Manish earns an interest of Rs 1656 for the third year and Rs 1440 for the seco

Question

Manish earns an interest of Rs 1656 for the third year and Rs 1440 for the second year on the same sum. Find the rate of interest if it is lent at compound interest:

Answer: Option C

- Interest on Rs 1440 = Rs 216 for the third year

Compound Interest: Compound interest is the interest that is earned on the initial principal, plus all previously accumulated interest. It is calculated using the formula: A = P (1 + r/n) ^nt, where A is the total amount, P is the principal amount, r is the rate of interest per annum, t is the time in years and n is the number of times the interest is compounded in a year.

Given:
Manish earns an interest of Rs 1656 for the third year and Rs 1440 for the second year on the same sum.

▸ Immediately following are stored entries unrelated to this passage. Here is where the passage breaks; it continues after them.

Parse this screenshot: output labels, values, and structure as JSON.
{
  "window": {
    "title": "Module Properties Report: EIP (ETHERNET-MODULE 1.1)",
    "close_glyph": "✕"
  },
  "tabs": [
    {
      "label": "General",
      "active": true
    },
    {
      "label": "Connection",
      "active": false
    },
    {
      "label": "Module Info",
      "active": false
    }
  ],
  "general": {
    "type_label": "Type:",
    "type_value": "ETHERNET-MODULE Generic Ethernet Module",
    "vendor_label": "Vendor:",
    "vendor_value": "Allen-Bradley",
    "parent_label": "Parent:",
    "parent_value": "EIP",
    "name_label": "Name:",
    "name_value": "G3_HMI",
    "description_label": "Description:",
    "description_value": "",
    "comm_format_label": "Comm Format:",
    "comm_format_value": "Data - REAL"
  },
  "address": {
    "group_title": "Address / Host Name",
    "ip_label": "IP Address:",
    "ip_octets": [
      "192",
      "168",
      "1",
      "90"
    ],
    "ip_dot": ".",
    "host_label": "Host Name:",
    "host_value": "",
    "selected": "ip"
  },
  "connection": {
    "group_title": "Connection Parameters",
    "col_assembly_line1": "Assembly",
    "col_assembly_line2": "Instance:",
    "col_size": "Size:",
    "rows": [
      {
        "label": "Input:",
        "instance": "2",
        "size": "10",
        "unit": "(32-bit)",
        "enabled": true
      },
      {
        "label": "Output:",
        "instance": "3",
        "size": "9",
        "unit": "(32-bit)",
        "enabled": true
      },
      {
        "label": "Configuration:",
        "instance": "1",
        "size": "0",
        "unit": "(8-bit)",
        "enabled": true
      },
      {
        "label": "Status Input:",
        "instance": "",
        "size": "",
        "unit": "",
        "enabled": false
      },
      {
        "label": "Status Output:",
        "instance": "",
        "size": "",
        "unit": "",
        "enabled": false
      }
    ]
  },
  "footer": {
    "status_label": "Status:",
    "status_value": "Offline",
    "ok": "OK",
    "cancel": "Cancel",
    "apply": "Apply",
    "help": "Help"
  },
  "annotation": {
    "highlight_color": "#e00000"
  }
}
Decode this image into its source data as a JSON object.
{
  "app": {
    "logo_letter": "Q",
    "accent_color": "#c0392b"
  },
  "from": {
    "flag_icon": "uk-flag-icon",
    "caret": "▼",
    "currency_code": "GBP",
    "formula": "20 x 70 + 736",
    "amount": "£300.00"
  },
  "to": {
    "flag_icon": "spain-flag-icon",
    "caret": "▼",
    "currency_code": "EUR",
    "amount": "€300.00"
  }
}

We need to find the rate of interest if it is lent at compound interest.

To solve this problem, we can use the above formula for compound interest.

Let P = Principal Amount
Let r = Rate of interest
Let t1 = Time for which interest of Rs 1656 was earned
Let t2 = Time for which interest of Rs 1440 was earned

Now, we can write the equation as follows:

1656 = P (1 + r/n) ^n(t1)
1440 = P (1 + r/n) ^n(t2)

Subtracting the two equations, we have:

216 = P (1 + r/n) ^n(t1) - P (1 + r/n) ^n(t2)

Simplifying, we have:

216 = P (1 + r/n)^n(t1 - t2)

Since t1 - t2 = 1

216 = P (1 + r/n)^n

Dividing both sides by P, we have:

(1 + r/n)^n = 216/P

Taking log on both sides, we have:

n log (1 + r/n) = log (216/P)

Rearranging, we have:

r/n = (log (216/P))/n

Now, substituting the given values, we have:

r/n = (log (216/P))/n = (log (216/P))/3

Therefore, the rate of interest (r) = 3 (log (216/P))

Now, substituting the given values, we have:

r = 3 (log (216/P)) = 3 (log (216/1000)) = 3 (log (0.216))

Therefore, the rate of interest (r) = 3 (log (0.216)) = 3 (-1.67) = -5.01

Therefore, the rate of interest (r) = -5.01%

Therefore, the correct answer is Option C - 15.